The state of California educates over six million or twelve percent of the nation’s student population. Of the six million students, over three million of California students are enrolled in free/reduced lunch programs. Approximately three million are Latino and 1.5 million are classified as English Language Learners (ELLs). Of these, eighty-five percent are Spanish speaking (CDE, 2009). The clear demographic trend in California is an increase of students in poverty, of Latino students and of Spanish speaking English Language Learners (ELL), at the same time that we are experiencing a decrease in White students (CDE, 2009). For example, the White student population was forty percent in 1995 and dropped to thirty percent in 2005, while the Latino population increased from thirty-eight percent to forty-seven percent during this same time period.

English Language Learners are significantly underperforming in math and reading compared to White students in all grade levels (CDE, 2009). The achievement gap actually continues to increase the longer that students are in school. The U.S. Census data (2000) reveals that only approximately 50 out of 100 Latinos graduate from high school, only 10 out of 100 graduate from college, a mere four out of 100 receive a graduate degree, and less than a half percent graduate with a doctorate.

These trends create major challenges for policy makers and advocates. Most critical is examining the potential causes of the achievement gap. Consequently, we need to understand the school finance policy that has most affected English language learner students if we expect to improve the educational opportunity and attainment of this growing community. Most scholarly articles related to California school finance and English Language Learners focus on court cases (i.e. Serrano v. Priest ; Rodriguez v. LAUSD), propositions (i.e. Prop. 13 ; Prop. 98) and/or budget revenue/expenditure analysis (i.e. local property taxes and fees; state general purpose revenue).

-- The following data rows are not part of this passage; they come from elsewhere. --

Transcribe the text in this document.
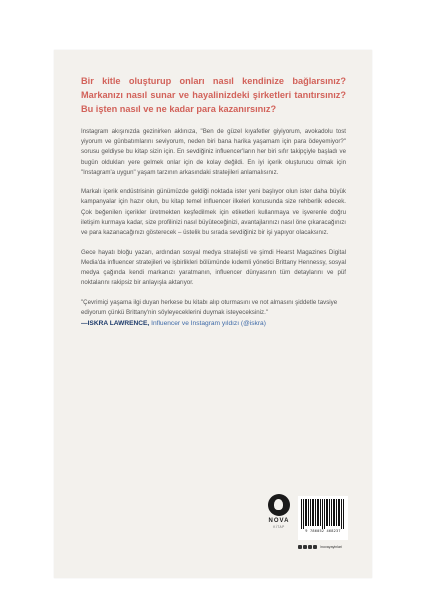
Bir kitle oluşturup onları nasıl kendinize bağlarsınız? Markanızı nasıl sunar ve hayalinizdeki şirketleri tanıtırsınız? Bu işten nasıl ve ne kadar para kazanırsınız?

Instagram akışınızda gezinirken aklınıza, "Ben de güzel kıyafetler giyiyorum, avokadolu tost yiyorum ve günbatımlarını seviyorum, neden biri bana harika yaşamam için para ödeyemiyor?" sorusu geldiyse bu kitap sizin için. En sevdiğiniz influencer'ların her biri sıfır takipçiyle başladı ve bugün oldukları yere gelmek onlar için de kolay değildi. En iyi içerik oluşturucu olmak için "Instagram'a uygun" yaşam tarzının arkasındaki stratejileri anlamalısınız.

Markalı içerik endüstrisinin günümüzde geldiği noktada ister yeni başlıyor olun ister daha büyük kampanyalar için hazır olun, bu kitap temel influencer ilkeleri konusunda size rehberlik edecek. Çok beğenilen içerikler üretmekten keşfedilmek için etiketleri kullanmaya ve işverenle doğru iletişim kurmaya kadar, size profilinizi nasıl büyüteceğinizi, avantajlarınızı nasıl öne çıkaracağınızı ve para kazanacağınızı gösterecek – üstelik bu sırada sevdiğiniz bir işi yapıyor olacaksınız.

Gece hayatı bloğu yazarı, ardından sosyal medya stratejisti ve şimdi Hearst Magazines Digital Media'da influencer stratejileri ve işbirlikleri bölümünde kıdemli yönetici Brittany Hennessy, sosyal medya çağında kendi markanızı yaratmanın, influencer dünyasının tüm detaylarını ve püf noktalarını rakipsiz bir anlayışla aktarıyor.

"Çevrimiçi yaşama ilgi duyan herkese bu kitabı alıp oturmasını ve not almasını şiddetle tavsiye ediyorum çünkü Brittany'nin söyleyeceklerini duymak isteyeceksiniz."

—ISKRA LAWRENCE, Influencer ve Instagram yıldızı (@iskra)

NOVA
KİTAP
9 786052 468237
/novayayinlari
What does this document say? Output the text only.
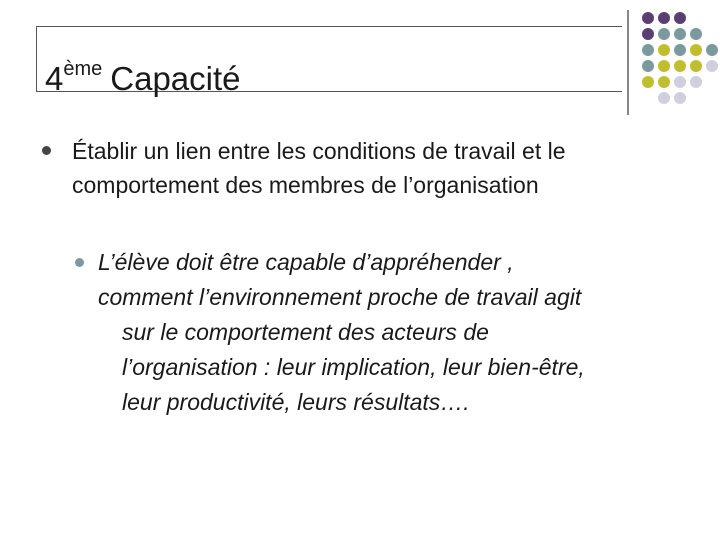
4ème Capacité
Établir un lien entre les conditions de travail et le comportement des membres de l’organisation
L’élève doit être capable d’appréhender ,
comment l’environnement proche de travail agit
sur le comportement des acteurs de
l’organisation : leur implication, leur bien-être,
leur productivité, leurs résultats….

Notably missing from the scholarship is a historical legislative overview to understand entitlement funding earmarked to target ELLs in California. The author focuses primarily on categorical entitlement funds because entitlement resources are more stable since the funding source is guaranteed to renew each fiscal year, and, due to a long history of availability, we know more about these funds. Currently, only two significant entitlement categorical funds designated for ELLs in California exist. They are State Economic Impact Aid (EIA) and Federal Title III funds (formerly Title VII). The former allocation accounts for the majority of the funds provided to directly serve ELLs. In addition, other key legislation (e.g. AB 1329. AB 507) related to English Language Learners is often cited in the bilingual education literature but without an emphasis on the fiscal impact including AB 2284 (1972), the first legislation that provided funds for bilingual education in California.This article provides (1) an overview of the major legislative actions affecting entitlement funding for California English Language Learners since 1968 and (2) a discussion of the current salient issues to improve education for ELLs related to school finance.